Weather.com Plays Weatherman on Bing Maps Using Flash

 
 
By Clint Boulton  |  Posted 2009-11-02 Print this article Print
 
 
 
 
 
 
 

I've written extensively about how Google is improving Google Maps, adding new layers on a weekly basis.

Microsoft is getting help from its partners to boost the value proposition of Bing Maps. Specifically, Weather.com, which uses Bing Maps over Google Maps, has created an interesting feature to deliver its weather-oriented maps to users.

The Futures feature, based on a technology called TruPoint, aims to play digital weatherman by overlaying a forecast prediction on a Bing Map embedded in the Website. You can check it out here.

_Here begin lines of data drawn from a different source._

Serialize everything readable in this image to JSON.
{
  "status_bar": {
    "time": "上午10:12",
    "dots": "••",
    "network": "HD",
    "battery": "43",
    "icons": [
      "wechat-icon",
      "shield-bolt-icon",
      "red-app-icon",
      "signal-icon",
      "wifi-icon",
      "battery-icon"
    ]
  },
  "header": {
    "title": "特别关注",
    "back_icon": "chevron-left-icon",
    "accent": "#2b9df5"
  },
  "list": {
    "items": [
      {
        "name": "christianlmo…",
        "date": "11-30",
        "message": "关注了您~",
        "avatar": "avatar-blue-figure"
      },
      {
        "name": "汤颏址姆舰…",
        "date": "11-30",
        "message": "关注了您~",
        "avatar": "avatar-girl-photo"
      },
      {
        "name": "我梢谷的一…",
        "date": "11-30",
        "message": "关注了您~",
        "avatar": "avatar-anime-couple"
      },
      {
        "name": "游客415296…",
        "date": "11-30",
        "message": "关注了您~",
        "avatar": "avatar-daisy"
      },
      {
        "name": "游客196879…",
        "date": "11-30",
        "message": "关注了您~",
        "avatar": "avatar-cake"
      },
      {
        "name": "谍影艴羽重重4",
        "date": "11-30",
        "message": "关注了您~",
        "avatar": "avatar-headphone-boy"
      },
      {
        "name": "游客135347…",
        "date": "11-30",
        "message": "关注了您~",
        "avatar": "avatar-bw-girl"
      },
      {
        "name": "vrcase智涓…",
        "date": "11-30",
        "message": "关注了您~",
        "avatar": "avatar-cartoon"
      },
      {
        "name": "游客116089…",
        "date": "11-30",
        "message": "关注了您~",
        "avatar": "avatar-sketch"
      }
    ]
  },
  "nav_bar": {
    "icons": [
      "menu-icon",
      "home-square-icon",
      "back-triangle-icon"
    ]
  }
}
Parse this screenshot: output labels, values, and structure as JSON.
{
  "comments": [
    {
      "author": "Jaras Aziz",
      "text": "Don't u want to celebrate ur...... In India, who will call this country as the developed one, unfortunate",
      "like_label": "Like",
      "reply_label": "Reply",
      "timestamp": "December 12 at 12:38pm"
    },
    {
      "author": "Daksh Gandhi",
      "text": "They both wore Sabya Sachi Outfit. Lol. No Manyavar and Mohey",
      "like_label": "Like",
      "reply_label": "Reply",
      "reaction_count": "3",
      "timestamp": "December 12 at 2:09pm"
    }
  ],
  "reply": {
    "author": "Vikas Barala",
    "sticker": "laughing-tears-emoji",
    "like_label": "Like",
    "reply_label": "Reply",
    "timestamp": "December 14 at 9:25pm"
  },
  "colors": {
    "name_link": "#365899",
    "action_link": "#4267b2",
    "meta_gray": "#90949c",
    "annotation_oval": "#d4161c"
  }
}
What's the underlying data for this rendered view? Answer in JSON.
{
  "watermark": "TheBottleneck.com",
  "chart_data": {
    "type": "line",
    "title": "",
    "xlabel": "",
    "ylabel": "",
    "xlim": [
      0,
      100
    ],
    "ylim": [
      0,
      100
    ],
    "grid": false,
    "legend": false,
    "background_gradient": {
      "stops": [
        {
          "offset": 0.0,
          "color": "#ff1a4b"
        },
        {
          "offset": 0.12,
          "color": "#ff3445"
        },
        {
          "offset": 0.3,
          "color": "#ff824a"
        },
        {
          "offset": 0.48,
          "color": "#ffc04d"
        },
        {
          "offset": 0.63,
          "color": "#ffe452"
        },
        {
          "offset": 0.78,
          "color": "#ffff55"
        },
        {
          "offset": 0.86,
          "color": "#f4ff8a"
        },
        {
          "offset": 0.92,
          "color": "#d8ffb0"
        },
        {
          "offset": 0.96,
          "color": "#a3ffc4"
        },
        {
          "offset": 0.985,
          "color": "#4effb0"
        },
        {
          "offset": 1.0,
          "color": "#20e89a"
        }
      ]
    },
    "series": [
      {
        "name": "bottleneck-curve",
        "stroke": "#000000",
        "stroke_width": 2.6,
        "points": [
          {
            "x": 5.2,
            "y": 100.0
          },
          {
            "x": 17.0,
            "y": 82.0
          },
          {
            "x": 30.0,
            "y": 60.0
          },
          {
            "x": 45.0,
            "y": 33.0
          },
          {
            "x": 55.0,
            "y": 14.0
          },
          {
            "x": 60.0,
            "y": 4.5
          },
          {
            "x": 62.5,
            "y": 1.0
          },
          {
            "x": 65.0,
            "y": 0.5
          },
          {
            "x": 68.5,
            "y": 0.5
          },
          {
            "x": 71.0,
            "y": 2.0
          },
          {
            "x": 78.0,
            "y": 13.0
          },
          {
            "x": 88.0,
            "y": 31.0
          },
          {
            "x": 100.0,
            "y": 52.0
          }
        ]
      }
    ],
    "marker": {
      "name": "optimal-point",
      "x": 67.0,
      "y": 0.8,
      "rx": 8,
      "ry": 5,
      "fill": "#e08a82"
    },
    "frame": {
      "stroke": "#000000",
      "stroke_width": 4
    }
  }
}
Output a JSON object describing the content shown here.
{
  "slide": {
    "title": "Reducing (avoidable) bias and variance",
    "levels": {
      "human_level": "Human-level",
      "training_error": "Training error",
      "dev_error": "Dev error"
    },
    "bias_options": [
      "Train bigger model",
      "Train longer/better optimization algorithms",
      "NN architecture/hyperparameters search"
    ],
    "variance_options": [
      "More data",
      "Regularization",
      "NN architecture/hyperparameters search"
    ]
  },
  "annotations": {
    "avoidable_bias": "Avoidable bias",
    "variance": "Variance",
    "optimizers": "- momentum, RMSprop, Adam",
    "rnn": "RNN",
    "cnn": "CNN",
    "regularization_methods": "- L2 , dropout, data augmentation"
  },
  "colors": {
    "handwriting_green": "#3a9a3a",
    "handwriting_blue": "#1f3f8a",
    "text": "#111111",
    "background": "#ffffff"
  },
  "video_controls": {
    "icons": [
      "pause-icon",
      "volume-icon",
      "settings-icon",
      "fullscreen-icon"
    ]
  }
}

TruPoint provides localized weather forecasts down to a 1-square-mile area. The program updates every 15 minutes for a 6-hour period and is available in the continental United States.

See here how it is raining in parts of Seattle, Wash., as I write this post:

Bing Maps weather 1.png

Using the TruPoint button, which works like a media player, including play, pause, rewind and fast forward, I skip ahead to the map for a couple hours later, which shows no rain in the same Seattle map zone:

Bing Maps weather 2.png

Will this be accurate? Who knows? It's Seattle, after all. If it works, it's a great concept.

Chris Pendleton, Bing Maps technical evangelist for Microsoft, noted in a blog post that Weather.com uses Adobe Flash (not, ahem, Silverlight) to create a transparent tile overlay with the predictive weather data models:

They'll load the overlays as individual layers, then turn one off and turn the next one on -- very much how animating a cartoon is done. So, layer one has a picture of the predictive weather model over a specific region; layer two has it a few miles from that as time would move the storms. So, they'll turn off layer 1, then turn on layer 2, etc. They'll do this for all of the respective zoom layers in Bing Maps so you can see the data at many levels of fidelity.

From a developer's perspective, that must be neat, but I don't care so much about that as that this program really works and is useful for me.

Also, I wonder if some Microsofties find it galling that Weather.com uses Flash and not Silverlight the same way that Apple fanboys look at Windows PC users.

Will this make me switch from using Google Maps to Bing Maps? No -- I'm very invested in Google Maps' new and emerging features -- but I've always used Weather.com to get my weather updates.

TruPoint on Bing Maps just made my weather-browsing experience that much better. Thank you!